The LGBTQ civil rights movement was in its embryonic stage in 1970 when two University of Minnesota gay rights activists applied for a marriage certificate in Minneapolis. After being denied the certification based on a Minnesota state law that defined marriage as between one man and one woman, the gay couple invoked the help of the Minnesota courts, arguing that the Minnesota law offended the Fourteenth Amendment's Due Process Clause. The U.S. Supreme Court eventually dismissed the case “for want of a substantial federal question” (Baker v. Nelson, 1971).

Even though scholars and practitioners debate the extent of its precedential effect, the U.S. Supreme Court's decision in the case was cited as grounds for denying same-sex couples the right to marry.

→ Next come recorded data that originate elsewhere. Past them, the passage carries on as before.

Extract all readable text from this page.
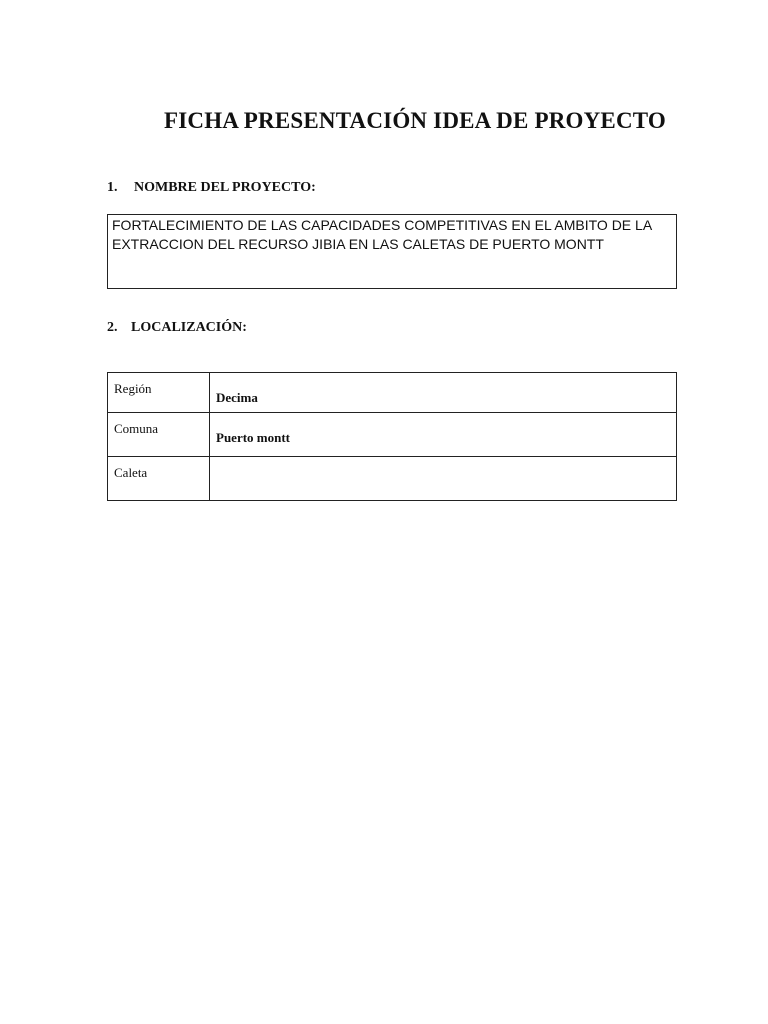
FICHA PRESENTACIÓN IDEA DE PROYECTO
1. NOMBRE DEL PROYECTO:
FORTALECIMIENTO DE LAS CAPACIDADES COMPETITIVAS EN EL AMBITO DE LA EXTRACCION DEL RECURSO JIBIA EN LAS CALETAS DE PUERTO MONTT
2. LOCALIZACIÓN:
Región	Decima
Comuna	Puerto montt
Caleta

Following the Baker decision in 1971, states began codifying the traditional definition of marriage by enacting statutory and constitutional bans on same-sex marriage. Marriage equality gained additional salience as an alternative to traditional marriage in 1993 when Hawaii's supreme court suggested in Baehr v. Miike that the state's restriction of marriage to heterosexual couples might be unconstitutional.

Key Terms in this Chapter

Accommodation: A settlement or compromise.

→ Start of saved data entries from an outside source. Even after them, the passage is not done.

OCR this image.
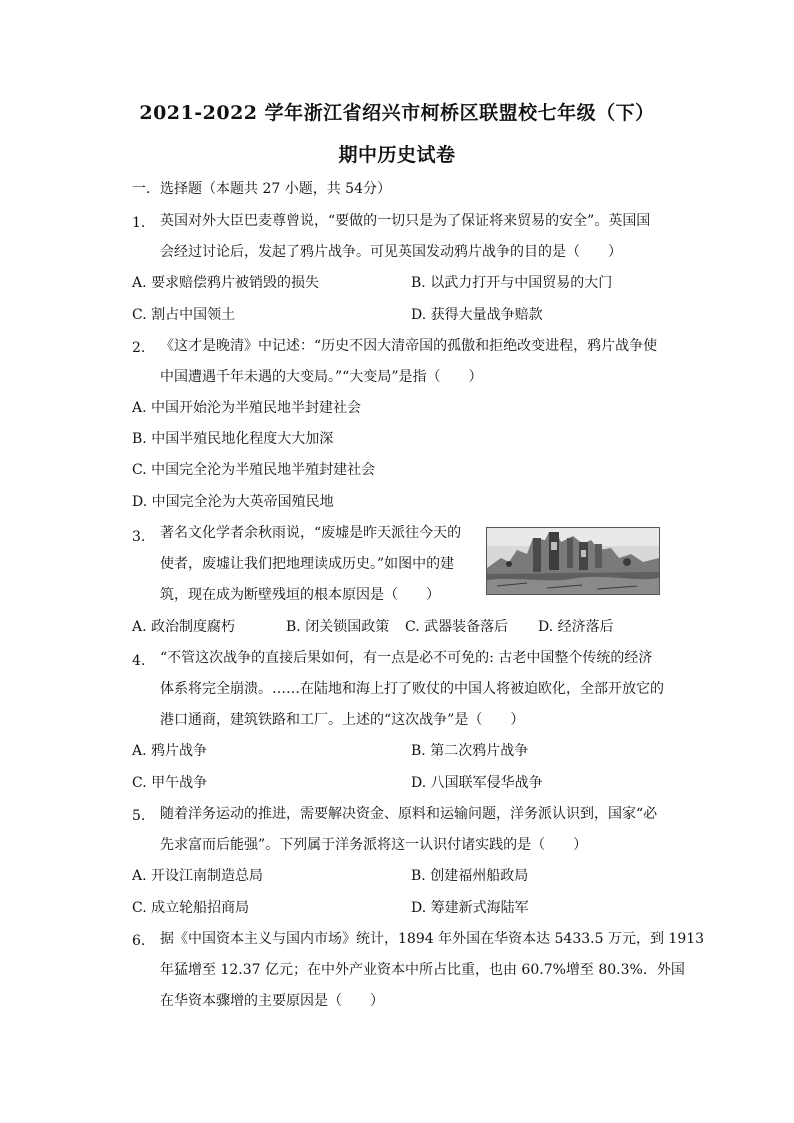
2021-2022 学年浙江省绍兴市柯桥区联盟校七年级（下）
期中历史试卷
一．选择题（本题共 27 小题，共 54分）
1. 英国对外大臣巴麦尊曾说，“要做的一切只是为了保证将来贸易的安全”。英国国
会经过讨论后，发起了鸦片战争。可见英国发动鸦片战争的目的是（　　）
A. 要求赔偿鸦片被销毁的损失	B. 以武力打开与中国贸易的大门
C. 割占中国领土	D. 获得大量战争赔款
2. 《这才是晚清》中记述：“历史不因大清帝国的孤傲和拒绝改变进程，鸦片战争使
中国遭遇千年未遇的大变局。”“大变局”是指（　　）
A. 中国开始沦为半殖民地半封建社会
B. 中国半殖民地化程度大大加深
C. 中国完全沦为半殖民地半殖封建社会
D. 中国完全沦为大英帝国殖民地
3. 著名文化学者余秋雨说，“废墟是昨天派往今天的
使者，废墟让我们把地理读成历史。”如图中的建
筑，现在成为断壁残垣的根本原因是（　　）
A. 政治制度腐朽	B. 闭关锁国政策 C. 武器装备落后 D. 经济落后
4. “不管这次战争的直接后果如何，有一点是必不可免的: 古老中国整个传统的经济
体系将完全崩溃。……在陆地和海上打了败仗的中国人将被迫欧化，全部开放它的
港口通商，建筑铁路和工厂。上述的“这次战争”是（　　）
A. 鸦片战争	B. 第二次鸦片战争
C. 甲午战争	D. 八国联军侵华战争
5. 随着洋务运动的推进，需要解决资金、原料和运输问题，洋务派认识到，国家“必
先求富而后能强”。下列属于洋务派将这一认识付诸实践的是（　　）
A. 开设江南制造总局	B. 创建福州船政局
C. 成立轮船招商局	D. 筹建新式海陆军
6. 据《中国资本主义与国内市场》统计，1894 年外国在华资本达 5433.5 万元，到 1913
年猛增至 12.37 亿元；在中外产业资本中所占比重，也由 60.7%增至 80.3%．外国
在华资本骤增的主要原因是（　　）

Marriage Equality: The situation in which same-sex couples have the same legal right to marry as opposite-sex couples.

Secular: A concept wherein a state or country promotes itself to be officially neutral in matters of religion.

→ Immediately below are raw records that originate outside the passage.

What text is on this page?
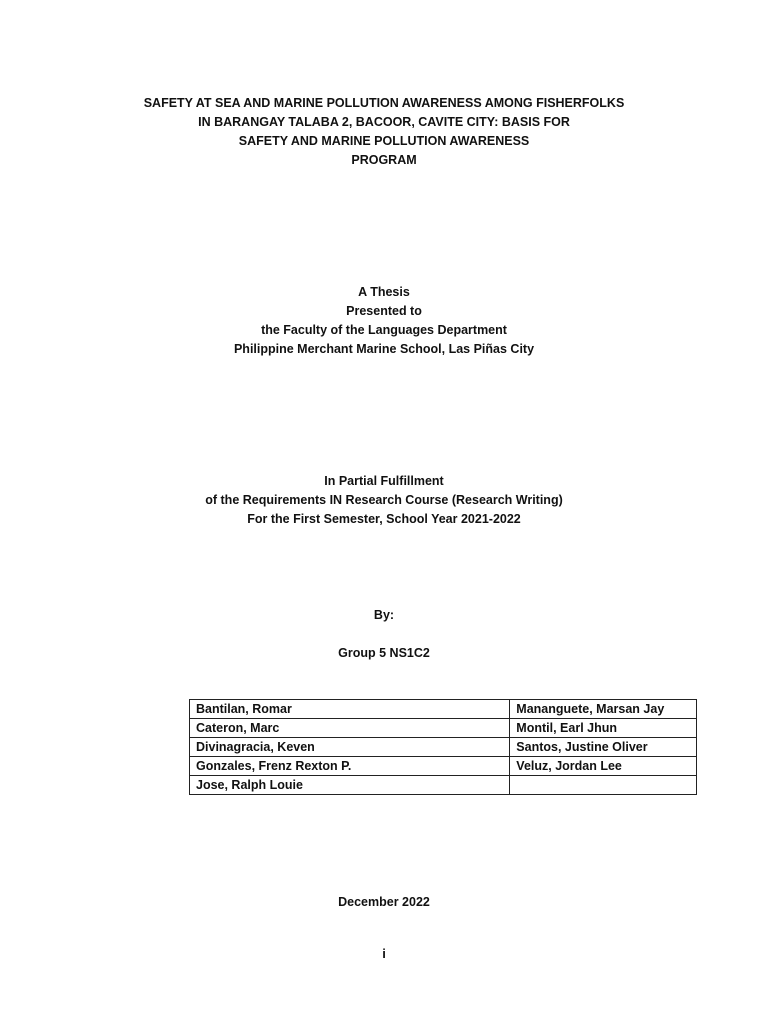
SAFETY AT SEA AND MARINE POLLUTION AWARENESS AMONG FISHERFOLKS
IN BARANGAY TALABA 2, BACOOR, CAVITE CITY: BASIS FOR
SAFETY AND MARINE POLLUTION AWARENESS
PROGRAM
A Thesis
Presented to
the Faculty of the Languages Department
Philippine Merchant Marine School, Las Piñas City
In Partial Fulfillment
of the Requirements IN Research Course (Research Writing)
For the First Semester, School Year 2021-2022
By:
Group 5 NS1C2
Bantilan, Romar	Mananguete, Marsan Jay
Cateron, Marc	Montil, Earl Jhun
Divinagracia, Keven	Santos, Justine Oliver
Gonzales, Frenz Rexton P.	Veluz, Jordan Lee
Jose, Ralph Louie	
December 2022
i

Sectarian: Belief in the idea that the sect to which one belongs is the right and proper one, and that others belonging to other sects, even if they're still of the same religious group, are completely wrong.

Free Exercise Clause: A clause in the First Amendment that prohibits government from interfering with individual religious practice.

Establishment Clause: A clause in the First Amendment that prevents government from establishing an official religion, preferring one religion over another, or promoting religion over nonreligion.

Religious Liberty: The right, especially as guaranteed under the free exercise clause of the First Amendment to the U.S. Constitution, to practice one's religion or exercise one's beliefs without intervention by the government.